Middle East respiratory syndrome, or MERS, is spreading across the globe, and while a vaccine could be developed, there’s little commercial incentive to make one.
The deadly virus was first identified in Saudi Arabia in 2012. Since then, infected people have turned up in Europe, Africa, and Asia. The first cases arrived in the United States this month, beginning with two infected travelers returning from Saudi Arabia. On Saturday, authorities reported the first person-to-person transmission within the U.S., most likely from a face-to-face conversation.
While DNA sequencing and synthesis and other biomedical technologies offer ways to quickly devise experimental treatments for sudden disease outbreaks like MERS, the greater challenge is the formidable cost and time needed to test a new vaccine.
The need for a MERS vaccine certainly seems urgent. While the U.S. resident most recently reported to have been infected by MERS is said to have recovered with no medical intervention, he is believed to have been infected from a face-to-face business meeting that lasted just 40 minutes. Others have not had such fortunate outcomes. Approximately one-third of those diagnosed with MERS have died, according to the Centers for Disease Control and Prevention. The virus is transmitted from person to person—including from patient to health-care worker—and symptoms include fever, cough, and shortness of breath.
Unfortunately, drug companies see less urgency. And while researchers can develop experimental vaccines quickly enough, it typically takes a big pharmaceutical company to test and manufacture it. There just aren’t enough cases of MERS yet to establish a guaranteed market for a vaccine.
“In the U.S., generally speaking, it will take a decade or more and just shy of a billion dollars to get a vaccine licensed through the FDA,” says Gregory Poland, who heads the Vaccine Research Group at the Mayo Clinic. The reason is human testing, which is costly and must prove not only that a vaccine works but also that it produces no harmful side effects.

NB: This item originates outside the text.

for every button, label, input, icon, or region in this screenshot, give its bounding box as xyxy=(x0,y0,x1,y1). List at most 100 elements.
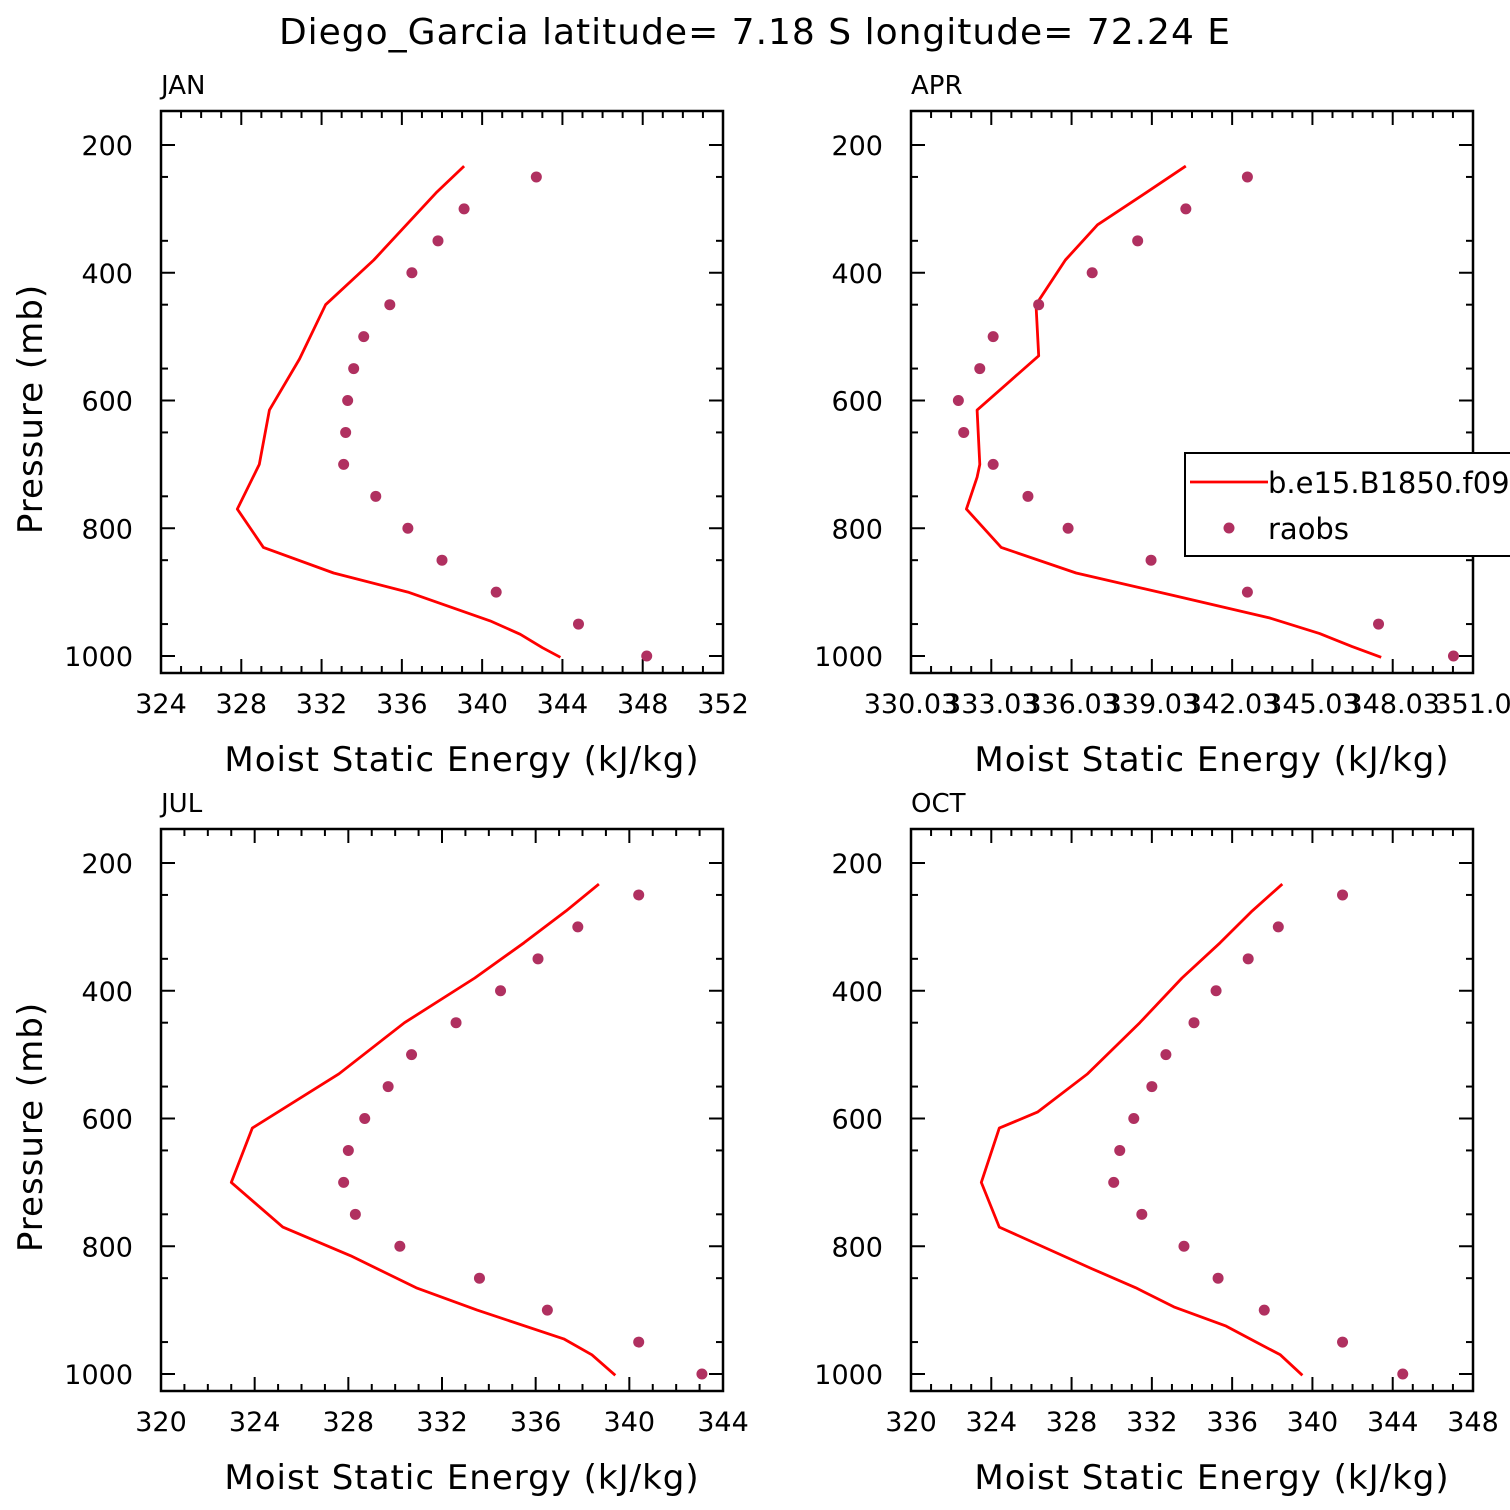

Furthermore, because viruses can mutate quickly, the financial risks can be huge, says William Carter, CEO of Hemispherx Biopharma, a Philadelphia-based company developing treatments for viral infections including MERS. “The apparent utility of the vaccine can vaporize before your very eyes,” he says.
New technologies do allow experimental vaccines to be developed quickly, although those vaccines still require testing. In March 2013, the first cases of people being infected by the avian flu H7N9 were identified in China. Ten days after the Chinese government announced the outbreak, the biopharmaceutical company Novavax—which was already working under a contract with the U.S. government to develop a vaccine against the H5N1 bird flu—received the genetic sequence of the virus and began developing a vaccine. Just six months after the H7N9 virus was sequenced, Novavax’s experimental vaccine was tested in humans with positive results. The company continues to develop the product with U.S. government support, although it must still go through lengthy testing.
The approach used by Novavax shows how rapidly a vaccine can emerge from the lab bench. Instead of copying viral DNA using bacteria, which requires acquiring a copy of the virus’s genome, a potentially time-consuming process, the company had the DNA synthesized chemically, then used cultured insect cells to produce bits of protein from that DNA. The protein bits were combined into a virus-sized nanoparticle that was used as the vaccine (see “Delivering a Virus Imposter Quicker”).
Despite a lack of market incentives for now, a few companies are trying to develop vaccines against MERS. Among them are Novavax, which is using the same methods employed for its H7N9 vaccine. But these companies face a unique technical challenge: for some unknown reason, no small lab animals can be infected by MERS.
And so, while researchers at the University of Maryland School of Medicine reported last month that Novavax’s vaccine can generate anti-MERS antibodies in mice, they could not show whether that immune response actually protected the animals against any disease. The next step will be finding a suitable animal for testing, perhaps a non-human primate or a mouse that has been genetically altered to be susceptible.